Now imagine we can do that over, and over, and over, and over again.
Every time I'm going to draw 30 different ones.
Now with some combinations, just how many you can come up with choosing 6 from 47.
Now imagine choosing 30 from 10,000.
That would be an enormous number.
Of different combinations of thirty people you could do.
Take 30 people, get their values, calculate a mean.
Now have a look at this.
There's all our 10,000.
Histogram there we see the values were between 30 and 40 and we see how many
individuals fell into the different little categories from 30 to 31, 30 to 32, etc.
So a completely random, different spread that could have any value.
But now, what is going to happen if we start plotting all those means?
So I take my 30 individuals, I calculate the mean, I've got a mean on the table.
Send them back, take another 30 at random.
Now you all know now, there's going to be billions, and billions,
and billions of combinations from those 10,000.
And I could have at random drawn any 50 of them and
that's what happens in our research.
We take 50 people at random.
And that was just a mean for them, or
the difference between the means of two groups or three groups or whatever.
We just could have done so many, 30 different, or
50 different or 100 different.
There would be so many different means we could work out.
But imagine we did that for those 10,000, drawing 30,
drawing 30 and doing the means.
And we start placing them on the table, we start stacking them.

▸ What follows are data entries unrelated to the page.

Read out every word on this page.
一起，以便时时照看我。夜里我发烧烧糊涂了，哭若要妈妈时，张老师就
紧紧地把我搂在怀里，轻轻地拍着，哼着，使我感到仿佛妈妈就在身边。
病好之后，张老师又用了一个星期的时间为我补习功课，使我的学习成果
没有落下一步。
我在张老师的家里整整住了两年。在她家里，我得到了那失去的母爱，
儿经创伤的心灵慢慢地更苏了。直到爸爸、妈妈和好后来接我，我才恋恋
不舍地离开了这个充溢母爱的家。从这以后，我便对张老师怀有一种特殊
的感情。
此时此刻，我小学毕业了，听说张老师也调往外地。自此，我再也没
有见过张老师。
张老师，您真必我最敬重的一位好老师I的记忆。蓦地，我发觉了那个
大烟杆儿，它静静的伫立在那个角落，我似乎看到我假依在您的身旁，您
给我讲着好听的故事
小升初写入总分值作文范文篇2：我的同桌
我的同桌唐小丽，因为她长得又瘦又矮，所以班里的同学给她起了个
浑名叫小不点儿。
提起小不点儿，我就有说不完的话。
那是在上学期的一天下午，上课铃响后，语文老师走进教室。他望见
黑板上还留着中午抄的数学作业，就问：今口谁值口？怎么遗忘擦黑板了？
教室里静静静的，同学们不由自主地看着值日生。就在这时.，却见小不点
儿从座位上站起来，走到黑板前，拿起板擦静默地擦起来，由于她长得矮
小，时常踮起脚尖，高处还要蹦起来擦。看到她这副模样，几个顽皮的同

Different means will occur more commonly than others.
And here's the beauty.
No matter how skewed that original data was,
no matter skewed an individual set of 30 was, if we could
do all those of means of all those countless,
countless, countless, countless samples of 30, this is what it's going to look like.
The distribution of those means is going to be
beautifully symmetrically bell-shaped.
And that's why we can use statistics.
And that's why we can use the p-value, the geometrical area under a curve.
Because if we stack up all the means of all the possible means,
it's going to look like this and that is the central limit theorem.
We can now say that the 30 we found from a study or if we read a study in the literature.
The 30 individuals in that study or the 60 individuals in
that study of a difference between two groups is just one of
the countless possible others and that's what the statistics does.
It takes those values, uses some of those values, and then draws the curve for you.
The mathematics would take some representation, draw that curve for you.
And your city, or the city that you're reading about for
some week on a much larger set of possible values.
And if the value that you found in your study
should not have occurred very commonly.
If in actual fact the probability of it was less than 0.05 we return
that significant because it would have been rare to find that specific result.
And there you have it, the central limit theorem.